Somehow all the glory of wine in America is bestowed on the immigrants of France, Italy, Germany, Switzerland and Spain. When one mentions the Irish, chuckles abound.
The Irish contribution to wine in America, California and around the world is untold yet is incredible.
The most successful vineyard of the colonial period was planted at the Charles Carroll family estate in Annapolis, Maryland in 1770. Charles Carroll, of Irish Ancestry, was a signatory of the Declaration of Independence.
James Mease, son of a distinguished Irish merchant in Philadelphia, was a principal of the Pennsylvania Vine Company, the first commercial winery established in the USA circa 1793.
The White House wine cellars were designed by Irish archictect James Hoban in 1799.
Irish born Bernard McMahon, wine consultant to Thomas Jefferson, was the first viticulturalist to advocate the practice of grafting some of the best European varieties on our most vigorous native vines, as being the right policy for American viticulture in 1806.
The oldest commercial surviving winery prior to prohibition, the San Jose winery, built by the Santa Barbara mission in the early nineteenth century, was owned by Irishman James McCaffrey from 1853-1900.
These are a few facts from the past. The present has more than fifty California wineries owned by families of Irish ancestry. I remember in the 1980s when the wines from Sullivan Winery and Fitzpatrick Winery were served the head tables at the Fairmount in San Francisco to honor the Lord mayor of Cork (sister city of SF) celebrating Cork’s 1,000 years. And serve at the White House on St. Patrick’s Day to a select crowd of 200 including the Clintons, Sinn Fein leader Jerry Adams, Senators and Irish delegates including the prime Minister. And there’s been many times Fitzpatrick wines were there to honor the Irish, their achievements, music, poetry, writings, film and stage.

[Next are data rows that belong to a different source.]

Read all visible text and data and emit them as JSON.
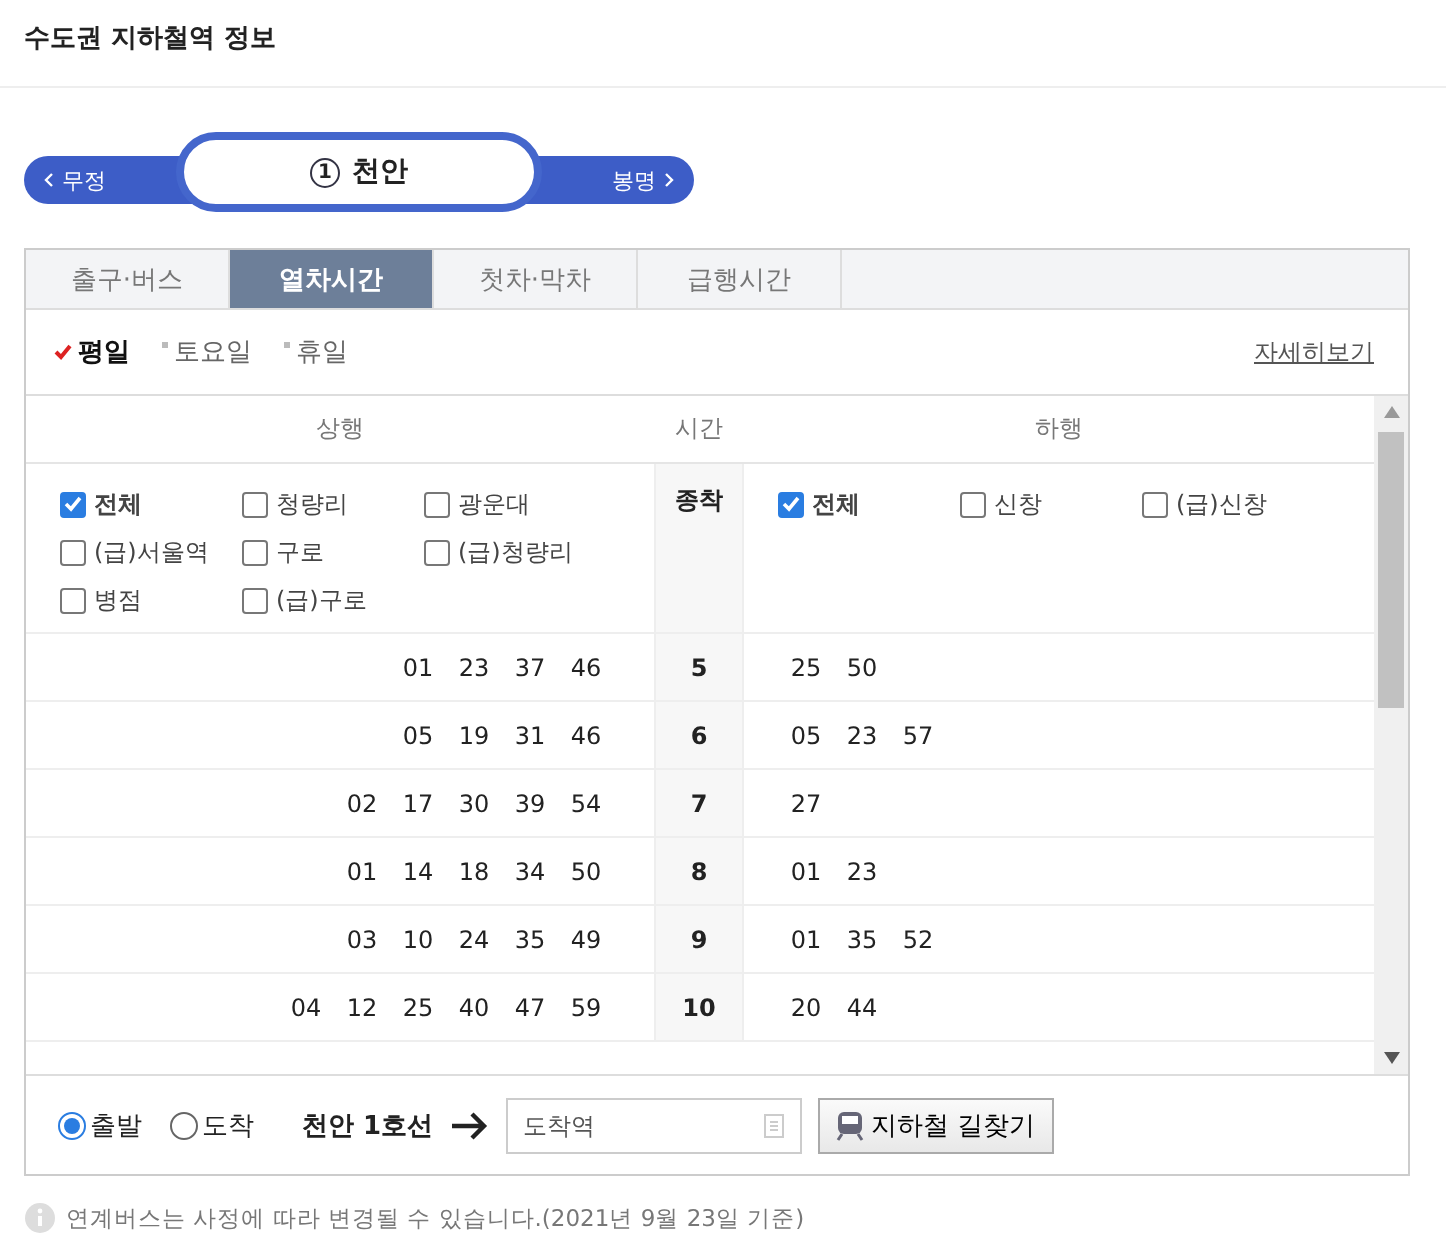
{
  "page_title": "수도권 지하철역 정보",
  "station_nav": {
    "prev": "무정",
    "line_badge": "1",
    "current": "천안",
    "next": "봉명"
  },
  "tabs": [
    {
      "label": "출구·버스",
      "selected": false
    },
    {
      "label": "열차시간",
      "selected": true
    },
    {
      "label": "첫차·막차",
      "selected": false
    },
    {
      "label": "급행시간",
      "selected": false
    }
  ],
  "day_types": [
    {
      "label": "평일",
      "selected": true
    },
    {
      "label": "토요일",
      "selected": false
    },
    {
      "label": "휴일",
      "selected": false
    }
  ],
  "detail_link": "자세히보기",
  "timetable": {
    "headers": {
      "up": "상행",
      "time": "시간",
      "down": "하행"
    },
    "up_filters": [
      {
        "label": "전체",
        "checked": true
      },
      {
        "label": "청량리",
        "checked": false
      },
      {
        "label": "광운대",
        "checked": false
      },
      {
        "label": "(급)서울역",
        "checked": false
      },
      {
        "label": "구로",
        "checked": false
      },
      {
        "label": "(급)청량리",
        "checked": false
      },
      {
        "label": "병점",
        "checked": false
      },
      {
        "label": "(급)구로",
        "checked": false
      }
    ],
    "terminal_label": "종착",
    "down_filters": [
      {
        "label": "전체",
        "checked": true
      },
      {
        "label": "신창",
        "checked": false
      },
      {
        "label": "(급)신창",
        "checked": false
      }
    ],
    "rows": [
      {
        "hour": "5",
        "up": [
          "01",
          "23",
          "37",
          "46"
        ],
        "down": [
          "25",
          "50"
        ]
      },
      {
        "hour": "6",
        "up": [
          "05",
          "19",
          "31",
          "46"
        ],
        "down": [
          "05",
          "23",
          "57"
        ]
      },
      {
        "hour": "7",
        "up": [
          "02",
          "17",
          "30",
          "39",
          "54"
        ],
        "down": [
          "27"
        ]
      },
      {
        "hour": "8",
        "up": [
          "01",
          "14",
          "18",
          "34",
          "50"
        ],
        "down": [
          "01",
          "23"
        ]
      },
      {
        "hour": "9",
        "up": [
          "03",
          "10",
          "24",
          "35",
          "49"
        ],
        "down": [
          "01",
          "35",
          "52"
        ]
      },
      {
        "hour": "10",
        "up": [
          "04",
          "12",
          "25",
          "40",
          "47",
          "59"
        ],
        "down": [
          "20",
          "44"
        ]
      }
    ]
  },
  "route_bar": {
    "options": [
      {
        "label": "출발",
        "selected": true
      },
      {
        "label": "도착",
        "selected": false
      }
    ],
    "station_line": "천안 1호선",
    "placeholder": "도착역",
    "button": "지하철 길찾기"
  },
  "notice": "연계버스는 사정에 따라 변경될 수 있습니다.(2021년 9월 23일 기준)"
}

The induction into the Order of the Wine Geese at the Desmond Castle in beautiful Kinsale Ireland was a grand moment to be considered an Irish influence in the world of wine.
Another first is the ‘When Irish Wines are Smiling’ big get together in Napa this march 14th where California’s wineries of Irish roots will be seen en masse to the wine drinking public. Names like Murphy, Sullivan, O’Brien, Fitzpatrick, Roach, Keenan, Fogarty, Allen, etc., etc.
One of the obvious ones is Fitzpatrick Winery & Lodge which hides nothing of this connection from it’s label design, to some proprietary wine names like Eire Ban, Tir na nOg, Joyce’s Preoccupations to Wilde’s Soul of Man to their gift shop of Irish, or more appropriate Celtic wares.